Edinburgh Trams - A Blight on Business

Submitted by actionman on Sun, 29 Apr '12 11.20pm

Sources say that Edinburgh City Council are going to make available some £5,000,000 for businesses which have suffered financial losses as a result of the ongoing disastrous tram project.  The trams have been a blight on commerce in the city and the project  is running some five years late, wildly over budget.

All this has subjected traders in the city to untold disruption and the effect on businesses has been catastrophic. The offer from the Council is for a twenty percent discount on business rates, but limited to those directly on the construction site who can also prove they have lost money.   This is a start, but the Council needs to appreciate that the tram project has had the same stifling effect right across all areas of the city - what about the traders in Leith Walk, Lothian Road, Shandwick Place and Haymarket?   Everyone has been hit by the chaos of the tram works and the Council needs, through its independent assessor, to take all these cases and treat them sympathetically.

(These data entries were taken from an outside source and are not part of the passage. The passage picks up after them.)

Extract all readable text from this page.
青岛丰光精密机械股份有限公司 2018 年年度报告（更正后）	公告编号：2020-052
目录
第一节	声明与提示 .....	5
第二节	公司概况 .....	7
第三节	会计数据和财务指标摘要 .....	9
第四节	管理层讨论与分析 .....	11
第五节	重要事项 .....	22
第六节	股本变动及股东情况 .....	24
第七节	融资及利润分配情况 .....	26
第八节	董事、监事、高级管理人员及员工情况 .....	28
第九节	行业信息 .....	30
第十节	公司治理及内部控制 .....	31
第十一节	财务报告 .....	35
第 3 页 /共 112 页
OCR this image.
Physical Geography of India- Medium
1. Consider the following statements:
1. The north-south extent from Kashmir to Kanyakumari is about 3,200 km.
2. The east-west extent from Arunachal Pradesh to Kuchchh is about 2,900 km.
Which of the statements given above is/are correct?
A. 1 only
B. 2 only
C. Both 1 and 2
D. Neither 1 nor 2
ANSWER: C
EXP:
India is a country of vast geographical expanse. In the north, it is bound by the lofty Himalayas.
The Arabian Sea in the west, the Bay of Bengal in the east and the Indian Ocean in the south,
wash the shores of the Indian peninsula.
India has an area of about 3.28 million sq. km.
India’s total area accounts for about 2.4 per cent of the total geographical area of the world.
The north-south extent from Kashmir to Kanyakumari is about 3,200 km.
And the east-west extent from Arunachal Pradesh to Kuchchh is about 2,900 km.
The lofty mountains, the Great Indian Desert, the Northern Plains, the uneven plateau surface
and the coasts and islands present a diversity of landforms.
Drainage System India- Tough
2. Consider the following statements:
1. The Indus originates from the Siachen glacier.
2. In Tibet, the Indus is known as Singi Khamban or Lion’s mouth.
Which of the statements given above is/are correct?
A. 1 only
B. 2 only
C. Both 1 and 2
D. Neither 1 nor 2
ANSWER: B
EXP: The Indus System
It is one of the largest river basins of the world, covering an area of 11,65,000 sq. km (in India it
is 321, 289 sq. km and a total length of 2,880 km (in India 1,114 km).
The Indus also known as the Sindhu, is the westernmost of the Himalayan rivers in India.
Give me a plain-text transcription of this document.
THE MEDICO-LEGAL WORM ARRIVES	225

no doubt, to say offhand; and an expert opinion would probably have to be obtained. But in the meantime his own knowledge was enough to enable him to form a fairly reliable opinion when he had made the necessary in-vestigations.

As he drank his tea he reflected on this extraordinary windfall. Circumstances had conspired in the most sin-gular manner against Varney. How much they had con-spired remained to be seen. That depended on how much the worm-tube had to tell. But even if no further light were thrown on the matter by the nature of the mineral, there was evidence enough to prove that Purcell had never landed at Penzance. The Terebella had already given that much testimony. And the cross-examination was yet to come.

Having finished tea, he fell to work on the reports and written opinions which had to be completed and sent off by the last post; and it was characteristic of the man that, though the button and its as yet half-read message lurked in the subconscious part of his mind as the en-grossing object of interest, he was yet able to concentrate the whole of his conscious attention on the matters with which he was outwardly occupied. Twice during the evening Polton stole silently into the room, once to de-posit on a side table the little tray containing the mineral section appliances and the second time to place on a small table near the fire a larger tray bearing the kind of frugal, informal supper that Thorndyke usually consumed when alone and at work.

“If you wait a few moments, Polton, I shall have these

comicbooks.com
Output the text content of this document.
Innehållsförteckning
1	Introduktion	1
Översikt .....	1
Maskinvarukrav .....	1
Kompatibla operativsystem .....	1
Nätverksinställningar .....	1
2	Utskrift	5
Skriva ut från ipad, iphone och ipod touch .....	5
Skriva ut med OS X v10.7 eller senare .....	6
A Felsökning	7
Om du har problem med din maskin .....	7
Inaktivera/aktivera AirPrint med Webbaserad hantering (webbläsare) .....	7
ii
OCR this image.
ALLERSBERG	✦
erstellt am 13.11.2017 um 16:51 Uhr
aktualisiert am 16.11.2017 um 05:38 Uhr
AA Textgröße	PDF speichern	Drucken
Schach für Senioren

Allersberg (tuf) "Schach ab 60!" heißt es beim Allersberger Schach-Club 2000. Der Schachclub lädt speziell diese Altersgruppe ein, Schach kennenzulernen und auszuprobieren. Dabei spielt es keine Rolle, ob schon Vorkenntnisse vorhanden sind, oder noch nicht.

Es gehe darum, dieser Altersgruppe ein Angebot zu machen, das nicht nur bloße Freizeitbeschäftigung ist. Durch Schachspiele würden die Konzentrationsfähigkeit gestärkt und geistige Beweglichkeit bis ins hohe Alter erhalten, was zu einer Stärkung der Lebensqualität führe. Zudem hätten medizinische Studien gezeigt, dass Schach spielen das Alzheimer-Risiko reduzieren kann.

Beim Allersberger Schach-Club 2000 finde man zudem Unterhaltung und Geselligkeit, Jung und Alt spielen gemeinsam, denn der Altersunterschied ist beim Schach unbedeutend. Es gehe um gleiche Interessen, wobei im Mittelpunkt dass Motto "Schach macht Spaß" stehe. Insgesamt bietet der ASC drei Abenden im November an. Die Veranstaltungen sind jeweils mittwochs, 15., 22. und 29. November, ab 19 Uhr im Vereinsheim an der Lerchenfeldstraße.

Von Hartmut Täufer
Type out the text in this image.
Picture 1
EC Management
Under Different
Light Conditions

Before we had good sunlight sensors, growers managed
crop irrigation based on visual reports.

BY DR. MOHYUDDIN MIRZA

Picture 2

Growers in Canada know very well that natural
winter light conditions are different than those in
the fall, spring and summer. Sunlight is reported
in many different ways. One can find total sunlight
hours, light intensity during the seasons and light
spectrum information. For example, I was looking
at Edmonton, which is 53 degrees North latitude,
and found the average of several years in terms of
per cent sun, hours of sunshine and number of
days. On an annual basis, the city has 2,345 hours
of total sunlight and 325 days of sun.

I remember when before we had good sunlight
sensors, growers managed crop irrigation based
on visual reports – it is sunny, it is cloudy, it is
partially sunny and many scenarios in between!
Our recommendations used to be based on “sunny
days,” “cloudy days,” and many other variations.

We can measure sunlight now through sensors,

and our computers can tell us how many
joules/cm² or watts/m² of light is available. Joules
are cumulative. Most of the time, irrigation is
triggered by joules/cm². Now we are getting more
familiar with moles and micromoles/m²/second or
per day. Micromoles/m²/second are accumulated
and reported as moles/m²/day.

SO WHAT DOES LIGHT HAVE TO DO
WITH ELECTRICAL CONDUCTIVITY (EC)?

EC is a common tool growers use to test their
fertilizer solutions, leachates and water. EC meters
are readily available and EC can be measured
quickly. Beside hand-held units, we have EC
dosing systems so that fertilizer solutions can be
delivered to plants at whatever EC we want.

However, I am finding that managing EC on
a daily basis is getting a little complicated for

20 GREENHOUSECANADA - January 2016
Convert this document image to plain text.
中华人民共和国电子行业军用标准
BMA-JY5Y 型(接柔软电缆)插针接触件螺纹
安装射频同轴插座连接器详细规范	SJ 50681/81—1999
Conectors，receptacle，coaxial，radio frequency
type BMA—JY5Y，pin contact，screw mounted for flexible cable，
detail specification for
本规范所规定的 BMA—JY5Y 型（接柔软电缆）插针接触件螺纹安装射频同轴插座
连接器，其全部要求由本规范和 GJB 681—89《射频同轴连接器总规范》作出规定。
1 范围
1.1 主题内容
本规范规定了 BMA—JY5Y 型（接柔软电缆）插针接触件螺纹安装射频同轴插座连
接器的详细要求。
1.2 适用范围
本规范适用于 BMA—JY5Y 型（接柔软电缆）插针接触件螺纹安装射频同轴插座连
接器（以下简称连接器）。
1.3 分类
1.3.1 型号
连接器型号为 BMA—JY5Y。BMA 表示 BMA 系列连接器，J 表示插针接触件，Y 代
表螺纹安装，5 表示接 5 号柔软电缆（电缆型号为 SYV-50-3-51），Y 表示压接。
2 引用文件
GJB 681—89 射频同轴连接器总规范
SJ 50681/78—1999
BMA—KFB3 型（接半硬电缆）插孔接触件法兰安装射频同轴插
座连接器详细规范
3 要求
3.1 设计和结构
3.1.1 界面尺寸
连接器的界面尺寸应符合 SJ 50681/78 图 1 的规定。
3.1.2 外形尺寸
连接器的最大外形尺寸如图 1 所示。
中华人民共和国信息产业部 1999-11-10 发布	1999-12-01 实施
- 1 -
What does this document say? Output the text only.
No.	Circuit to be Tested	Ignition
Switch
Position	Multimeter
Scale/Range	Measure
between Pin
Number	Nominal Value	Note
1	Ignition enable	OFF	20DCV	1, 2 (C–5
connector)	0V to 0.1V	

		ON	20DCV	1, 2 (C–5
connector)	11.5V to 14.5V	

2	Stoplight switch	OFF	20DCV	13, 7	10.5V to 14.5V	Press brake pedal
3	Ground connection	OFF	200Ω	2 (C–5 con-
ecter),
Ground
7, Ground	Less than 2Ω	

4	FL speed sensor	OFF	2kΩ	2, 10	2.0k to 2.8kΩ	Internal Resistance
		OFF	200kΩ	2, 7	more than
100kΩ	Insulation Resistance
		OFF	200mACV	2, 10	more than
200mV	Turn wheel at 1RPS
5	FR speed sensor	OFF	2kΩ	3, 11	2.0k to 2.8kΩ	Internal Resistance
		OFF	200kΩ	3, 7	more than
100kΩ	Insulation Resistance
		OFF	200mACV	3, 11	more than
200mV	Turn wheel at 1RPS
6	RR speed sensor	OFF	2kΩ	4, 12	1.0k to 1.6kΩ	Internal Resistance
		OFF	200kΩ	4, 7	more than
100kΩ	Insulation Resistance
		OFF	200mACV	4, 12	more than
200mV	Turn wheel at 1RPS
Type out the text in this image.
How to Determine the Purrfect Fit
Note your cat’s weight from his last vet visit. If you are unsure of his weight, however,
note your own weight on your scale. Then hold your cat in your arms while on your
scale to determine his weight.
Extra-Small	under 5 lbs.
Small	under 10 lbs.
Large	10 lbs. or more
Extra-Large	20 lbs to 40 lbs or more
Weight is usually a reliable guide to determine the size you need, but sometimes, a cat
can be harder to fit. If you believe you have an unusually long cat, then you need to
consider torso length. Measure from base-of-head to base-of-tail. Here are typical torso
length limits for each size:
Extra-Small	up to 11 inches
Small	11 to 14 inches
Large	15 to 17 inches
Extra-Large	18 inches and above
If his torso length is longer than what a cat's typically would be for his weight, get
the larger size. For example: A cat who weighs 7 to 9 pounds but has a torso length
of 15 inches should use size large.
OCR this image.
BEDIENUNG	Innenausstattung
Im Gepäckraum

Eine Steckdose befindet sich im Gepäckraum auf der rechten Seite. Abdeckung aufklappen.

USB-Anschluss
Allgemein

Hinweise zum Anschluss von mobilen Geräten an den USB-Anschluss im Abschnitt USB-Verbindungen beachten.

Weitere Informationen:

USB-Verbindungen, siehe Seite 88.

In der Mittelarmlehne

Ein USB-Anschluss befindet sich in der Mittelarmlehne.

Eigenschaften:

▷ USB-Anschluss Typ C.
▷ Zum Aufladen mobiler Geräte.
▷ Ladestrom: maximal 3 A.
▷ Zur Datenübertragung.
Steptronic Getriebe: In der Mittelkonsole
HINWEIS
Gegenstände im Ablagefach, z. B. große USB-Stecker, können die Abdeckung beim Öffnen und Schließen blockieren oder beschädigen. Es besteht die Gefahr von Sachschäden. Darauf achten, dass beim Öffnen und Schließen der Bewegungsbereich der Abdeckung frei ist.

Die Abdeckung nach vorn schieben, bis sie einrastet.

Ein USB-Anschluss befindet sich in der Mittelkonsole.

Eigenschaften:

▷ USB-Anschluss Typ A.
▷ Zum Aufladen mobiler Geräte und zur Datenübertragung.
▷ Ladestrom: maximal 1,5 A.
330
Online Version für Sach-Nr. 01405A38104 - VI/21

The tram project has indeed been a blight on business in the city and even stores like John Lewis have felt the pinch.  Harvey Nichols and the smart shops in Multrees Walk will undoubtedly also be affected even more as the works take place beside them.   It will take the city simply years to recover and as a reminder we will be saddled, for the next thirty years, with paying off the enormous loan that the Council have had to take out to get the line to St Andrew Square and York Place.  

All the current  promises and the constant stream of "positive messages" from the present administration are simply an attempt to save face before the Local Authority elections on 3 May.   But the electorate will not be taken in and those who have pushed and supported what has proved to be the most chaotic Local Authority project in Scotland, can expect to pay the price by being kicked out of office.

.  The particularly pernicious effect of just continuing to 'push on' with the tram are that it is a multiplier of bad effects in a situation that is already extremely difficult.

Global economic instabilities have had us in or near recession for over 4 years and there is the constant threat of worse.  The internet and digitalisation of information, and the disintermediation processes that has produced, is another enormous change agent whose effects are only just beginning.

Cities are not ordained from on high as worthy, successful or vibrant, and as with brands (as these are so often invoked by planners) decisons taken make a difference to their prospects. Cities where bad decisions are taken fall, while cities in which intelligent decisons are taken rise.

Never more so than today when the pace of change is so rapid and the margin of error so small.

In the past complacent and poorly functioning councils could bumble along for decades, with access to cheap money from various sources to 'put right' bad decisons and the pace of change of fortunes relatively slow. Both those supports have been kicked away in todays world.

The tram project is a poorly designed and conceived one and the decison to go ahead was a bad one, the continual decisons to push on are worse ones.  This £5 Million will not be the last of the bad news, more will follow and the culmulative effects will be that the city is permanently worse off as a result, as the physical and reputational effects of the failure to think continue to accumulate.

 

Things will not just 'come right afterwards' they need to to be put right.